Estimating Upper-Tail Quantiles: Why Sample Size Matters

By Charles Holbert

May 6, 2026

Introduction

Estimating upper-tail threshold values, such as the 95th or 99th percentile, is critical in environmental studies because these estimates inform risk assessment and compliance decisions. Reliable estimation requires sufficiently large samples because small samples tend to produce high-variance, unstable estimates of extreme values and can miss rare events altogether. As a result, upper-tail quantiles are especially sensitive to small changes in the observed data and often require much larger sample sizes than the median to achieve comparable precision. With limited data, confidence intervals for upper-tail quantiles are wide, the estimates are less representative of the true tail behavior, and the resulting uncertainty can obscure genuine environmental risk. Larger samples reduce this uncertainty by narrowing confidence intervals, improving power to detect real changes, and lowering the chance of underestimating potentially harmful extreme contamination levels. In small-sample settings, this problem becomes more subtle: an apparently stable estimate may conceal substantial structured variability that is easy to overlook.

This post illustrates how uncertainty in estimating upper-tail quantiles varies as a function of sample size using simulation. All calculations are performed in R version 4.6.0 using several packages, including quantreg, dplyr, tidyr, and ggplot2.

Background

To understand how sample size affects the estimate of the 95th percentile (\(\tau = 0.95\)), the following simulation is conducted:

  1. simulate background measurements from a right-skewed (lognormal) distribution
  2. estimate a upper quantile with quantile regression
  3. estimate the same upper quantile with the empirical sample quantile
  4. measure the difference between the two estimators explicitly
  5. use bootstrap resampling to quantify uncertainty
  6. repeat the process across sample sizes

For each sample size, the simulation is repeated many times and the median estimate and its variability are summarized. The goal is not to compare methods in the large-sample limit, where both calculation methods agree, but to understand what happens when the sample size is small and the quantile of interest lies in the extreme tail.

The 95th percentile (\(\tau = 0.95\)) will be estimated using the empirical sample quantile and quantile regression.
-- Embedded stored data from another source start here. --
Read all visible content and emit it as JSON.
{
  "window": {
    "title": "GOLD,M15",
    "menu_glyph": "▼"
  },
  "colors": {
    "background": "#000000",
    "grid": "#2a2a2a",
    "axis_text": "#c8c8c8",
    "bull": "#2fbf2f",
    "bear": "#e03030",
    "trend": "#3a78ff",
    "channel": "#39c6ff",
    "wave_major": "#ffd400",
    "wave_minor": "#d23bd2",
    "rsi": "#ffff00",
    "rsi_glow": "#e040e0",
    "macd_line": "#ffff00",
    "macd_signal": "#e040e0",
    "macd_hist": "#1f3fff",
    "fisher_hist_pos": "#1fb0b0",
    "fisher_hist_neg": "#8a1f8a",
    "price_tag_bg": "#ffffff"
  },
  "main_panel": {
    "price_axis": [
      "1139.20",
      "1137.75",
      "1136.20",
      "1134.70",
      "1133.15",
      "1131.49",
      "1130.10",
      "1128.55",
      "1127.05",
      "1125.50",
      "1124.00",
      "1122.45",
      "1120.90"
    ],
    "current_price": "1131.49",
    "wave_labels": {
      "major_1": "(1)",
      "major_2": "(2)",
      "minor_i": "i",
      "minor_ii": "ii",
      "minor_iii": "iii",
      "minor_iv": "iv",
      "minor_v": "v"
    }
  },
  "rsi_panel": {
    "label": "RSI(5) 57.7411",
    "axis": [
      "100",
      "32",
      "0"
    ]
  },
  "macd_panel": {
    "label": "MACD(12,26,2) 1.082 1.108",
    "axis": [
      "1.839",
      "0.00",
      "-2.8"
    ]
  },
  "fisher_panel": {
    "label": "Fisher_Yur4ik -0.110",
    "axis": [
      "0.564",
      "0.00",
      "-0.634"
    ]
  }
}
An intercept-only quantile regression model estimates specific percentiles (quantiles) of a dependent variable y without using any predictor variables, defined by

$$ y_i = \beta_0(\tau) + \epsilon_i $$

It finds the constant, \(\beta_0(\tau)\), that minimizes the check-loss function for a given quantile \(\tau\):

$$ \hat{\beta}(\tau) = min \sum_{i=1}^{n} \rho_\tau(y_i - \beta) $$

where \(\rho_\tau\) is the asymmetric check-loss function that weights residuals differently above and below zero. The solution is the value \(\hat{\beta}\) such that approximately a fraction \(\tau\) of the observations fall below it.

In this setting, quantile regression is just another way of computing the sample \(\tau\)-th quantile. In large samples, you would expect it to agree almost exactly with the empirical quantile. That expectation is correct in theory, but finite samples introduce complications.

Simulation

The simulation will investigate how well the two methods estimate the upper-tail quantile of a lognormal distribution across varying sample sizes, using repeated simulations and bootstrap resampling to assess variability and interval performance.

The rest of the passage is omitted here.